It looks like either the second array has already been deallocated when passing the reference to the first view controller, or the first view controller itself has already been nilled out. If the first is true, then you may need a different model object to hold your data rather than persisting it in the controller layer of your app. If that is not the case, then you may want to consider a direct copy. The easiest way of doing this is to declare the firstArray property as the keyword copy rather than strong in your interface file.
If you do need to persist the data in the model layer of your app, a singleton pattern object would indeed be one way of achieving this as EXEC_BAD_ACCESS (nice name!) points out.
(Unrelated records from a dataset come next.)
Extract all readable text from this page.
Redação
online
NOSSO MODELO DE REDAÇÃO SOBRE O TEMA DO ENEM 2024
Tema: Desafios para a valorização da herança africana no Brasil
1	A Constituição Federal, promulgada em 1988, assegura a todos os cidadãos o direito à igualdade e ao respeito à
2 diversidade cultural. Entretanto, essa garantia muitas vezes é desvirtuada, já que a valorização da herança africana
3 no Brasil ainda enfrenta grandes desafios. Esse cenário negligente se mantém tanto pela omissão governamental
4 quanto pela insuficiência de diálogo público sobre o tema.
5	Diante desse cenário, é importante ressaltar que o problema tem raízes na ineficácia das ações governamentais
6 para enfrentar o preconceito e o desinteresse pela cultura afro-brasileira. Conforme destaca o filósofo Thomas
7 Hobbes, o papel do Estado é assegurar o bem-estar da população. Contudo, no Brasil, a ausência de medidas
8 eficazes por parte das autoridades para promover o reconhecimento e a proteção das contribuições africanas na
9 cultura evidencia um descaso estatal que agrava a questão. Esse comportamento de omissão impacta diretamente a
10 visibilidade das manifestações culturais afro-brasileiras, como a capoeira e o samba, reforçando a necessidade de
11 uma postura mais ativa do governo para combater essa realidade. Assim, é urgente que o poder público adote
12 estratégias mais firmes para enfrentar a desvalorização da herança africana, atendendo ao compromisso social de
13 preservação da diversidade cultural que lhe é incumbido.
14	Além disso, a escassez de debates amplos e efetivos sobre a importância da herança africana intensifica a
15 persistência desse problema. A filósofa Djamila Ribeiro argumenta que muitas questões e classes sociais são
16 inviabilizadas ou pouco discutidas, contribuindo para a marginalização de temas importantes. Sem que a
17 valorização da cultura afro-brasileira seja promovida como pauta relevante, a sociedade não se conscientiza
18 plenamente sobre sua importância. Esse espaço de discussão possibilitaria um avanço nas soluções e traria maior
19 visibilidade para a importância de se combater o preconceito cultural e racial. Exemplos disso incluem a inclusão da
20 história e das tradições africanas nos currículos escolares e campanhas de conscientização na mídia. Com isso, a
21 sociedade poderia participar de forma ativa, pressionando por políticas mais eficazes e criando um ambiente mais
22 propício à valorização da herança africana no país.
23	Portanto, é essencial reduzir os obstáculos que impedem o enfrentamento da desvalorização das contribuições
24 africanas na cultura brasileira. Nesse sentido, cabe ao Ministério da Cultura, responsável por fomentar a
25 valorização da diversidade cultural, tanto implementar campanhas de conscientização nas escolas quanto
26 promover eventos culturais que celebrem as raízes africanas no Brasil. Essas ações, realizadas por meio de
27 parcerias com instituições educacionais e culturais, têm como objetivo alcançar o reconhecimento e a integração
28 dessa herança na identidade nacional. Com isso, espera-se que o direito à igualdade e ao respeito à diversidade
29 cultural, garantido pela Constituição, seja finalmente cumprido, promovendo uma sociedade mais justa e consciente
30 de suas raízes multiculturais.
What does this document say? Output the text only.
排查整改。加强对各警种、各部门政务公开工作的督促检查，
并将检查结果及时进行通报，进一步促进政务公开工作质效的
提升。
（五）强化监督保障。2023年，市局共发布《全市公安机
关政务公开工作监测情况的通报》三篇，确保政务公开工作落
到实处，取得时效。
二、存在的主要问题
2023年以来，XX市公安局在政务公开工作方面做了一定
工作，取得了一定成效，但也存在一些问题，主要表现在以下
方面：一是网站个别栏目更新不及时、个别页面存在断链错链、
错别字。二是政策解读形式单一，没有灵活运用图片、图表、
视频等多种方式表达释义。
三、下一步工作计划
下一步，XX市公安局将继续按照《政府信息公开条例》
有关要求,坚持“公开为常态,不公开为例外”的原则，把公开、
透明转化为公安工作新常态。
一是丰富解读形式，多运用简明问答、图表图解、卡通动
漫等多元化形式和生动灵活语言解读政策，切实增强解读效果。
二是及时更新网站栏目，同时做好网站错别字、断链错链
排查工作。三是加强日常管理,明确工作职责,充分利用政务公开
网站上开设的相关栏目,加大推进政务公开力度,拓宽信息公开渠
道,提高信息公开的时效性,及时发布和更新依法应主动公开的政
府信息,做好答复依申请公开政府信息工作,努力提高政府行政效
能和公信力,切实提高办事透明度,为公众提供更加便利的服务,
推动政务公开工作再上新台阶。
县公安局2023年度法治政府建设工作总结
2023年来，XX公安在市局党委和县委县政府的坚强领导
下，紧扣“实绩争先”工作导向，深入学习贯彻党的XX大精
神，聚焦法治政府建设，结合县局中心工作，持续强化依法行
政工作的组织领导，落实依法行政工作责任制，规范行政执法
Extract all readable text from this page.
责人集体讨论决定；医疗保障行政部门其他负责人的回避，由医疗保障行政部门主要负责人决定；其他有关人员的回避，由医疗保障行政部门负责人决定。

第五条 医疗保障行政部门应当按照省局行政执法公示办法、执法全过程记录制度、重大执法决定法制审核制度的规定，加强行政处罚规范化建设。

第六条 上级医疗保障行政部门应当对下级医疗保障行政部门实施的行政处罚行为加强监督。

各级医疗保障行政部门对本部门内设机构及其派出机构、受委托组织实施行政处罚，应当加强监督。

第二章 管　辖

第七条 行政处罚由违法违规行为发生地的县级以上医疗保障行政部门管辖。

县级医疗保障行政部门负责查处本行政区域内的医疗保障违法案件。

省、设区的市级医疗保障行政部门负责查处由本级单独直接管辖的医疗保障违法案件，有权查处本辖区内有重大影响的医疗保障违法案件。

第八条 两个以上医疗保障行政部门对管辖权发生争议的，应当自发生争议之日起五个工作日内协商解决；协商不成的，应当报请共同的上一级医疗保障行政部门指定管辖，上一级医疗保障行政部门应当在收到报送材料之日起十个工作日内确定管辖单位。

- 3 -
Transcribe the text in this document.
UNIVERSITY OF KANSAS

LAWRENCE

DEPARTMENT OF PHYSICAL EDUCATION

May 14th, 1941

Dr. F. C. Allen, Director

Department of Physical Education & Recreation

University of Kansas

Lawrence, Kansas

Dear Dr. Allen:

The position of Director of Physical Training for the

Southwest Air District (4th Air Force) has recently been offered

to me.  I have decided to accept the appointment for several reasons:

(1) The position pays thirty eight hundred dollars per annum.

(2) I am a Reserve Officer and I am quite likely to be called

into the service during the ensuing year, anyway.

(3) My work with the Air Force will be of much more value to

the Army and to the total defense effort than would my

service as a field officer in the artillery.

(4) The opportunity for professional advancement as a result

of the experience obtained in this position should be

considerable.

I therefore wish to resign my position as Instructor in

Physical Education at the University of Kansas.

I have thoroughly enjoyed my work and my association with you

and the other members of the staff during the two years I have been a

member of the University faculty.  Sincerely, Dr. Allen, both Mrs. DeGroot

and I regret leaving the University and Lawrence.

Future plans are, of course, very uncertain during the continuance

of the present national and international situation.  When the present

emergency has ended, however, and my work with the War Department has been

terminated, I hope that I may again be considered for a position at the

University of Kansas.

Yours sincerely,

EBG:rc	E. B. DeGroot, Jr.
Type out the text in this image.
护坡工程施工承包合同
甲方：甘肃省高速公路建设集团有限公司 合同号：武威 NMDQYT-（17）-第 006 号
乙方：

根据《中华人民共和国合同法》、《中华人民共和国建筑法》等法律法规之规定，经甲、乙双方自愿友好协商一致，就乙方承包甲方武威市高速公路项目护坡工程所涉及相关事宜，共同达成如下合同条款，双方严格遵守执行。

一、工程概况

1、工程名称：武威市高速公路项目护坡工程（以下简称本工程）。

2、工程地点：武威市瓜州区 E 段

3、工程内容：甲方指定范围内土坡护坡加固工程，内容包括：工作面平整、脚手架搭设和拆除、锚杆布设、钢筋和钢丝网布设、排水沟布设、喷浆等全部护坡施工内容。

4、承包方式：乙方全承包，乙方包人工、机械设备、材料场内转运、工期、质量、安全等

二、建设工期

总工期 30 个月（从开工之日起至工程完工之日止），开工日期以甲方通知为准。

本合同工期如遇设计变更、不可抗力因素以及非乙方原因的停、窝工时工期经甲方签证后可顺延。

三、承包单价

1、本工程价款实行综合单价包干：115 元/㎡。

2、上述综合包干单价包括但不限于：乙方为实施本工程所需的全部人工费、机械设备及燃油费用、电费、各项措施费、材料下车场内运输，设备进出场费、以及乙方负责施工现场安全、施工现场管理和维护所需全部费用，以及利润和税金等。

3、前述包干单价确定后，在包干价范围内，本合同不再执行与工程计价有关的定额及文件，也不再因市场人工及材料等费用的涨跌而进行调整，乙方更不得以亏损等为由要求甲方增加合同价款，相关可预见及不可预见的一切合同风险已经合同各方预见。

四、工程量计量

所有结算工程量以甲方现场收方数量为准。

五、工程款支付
A slightly more modern (though functionally equivalent) way of writing a singleton is as follows.
@interface MySingleton : NSObject
@property (strong, readwrite) id myData;
+ (id)sharedSingleton
@end
@implementation MySingleton
+ (id)sharedSingleton
{
static MySingleton *singleton = nil;
static dispatch_once_t onceToken;
dispatch_once(&onceToken, ^{
singleton = [[MySingleton alloc] init];
// Do other setup code here.
});
return singleton;
}
@end
Note the use of dispatch_once - this makes certain that the static singleton can only be created once (whereas technically, you can invoke +[NSObject initialize] as many times as you feel like manually, though I'd never advise doing so).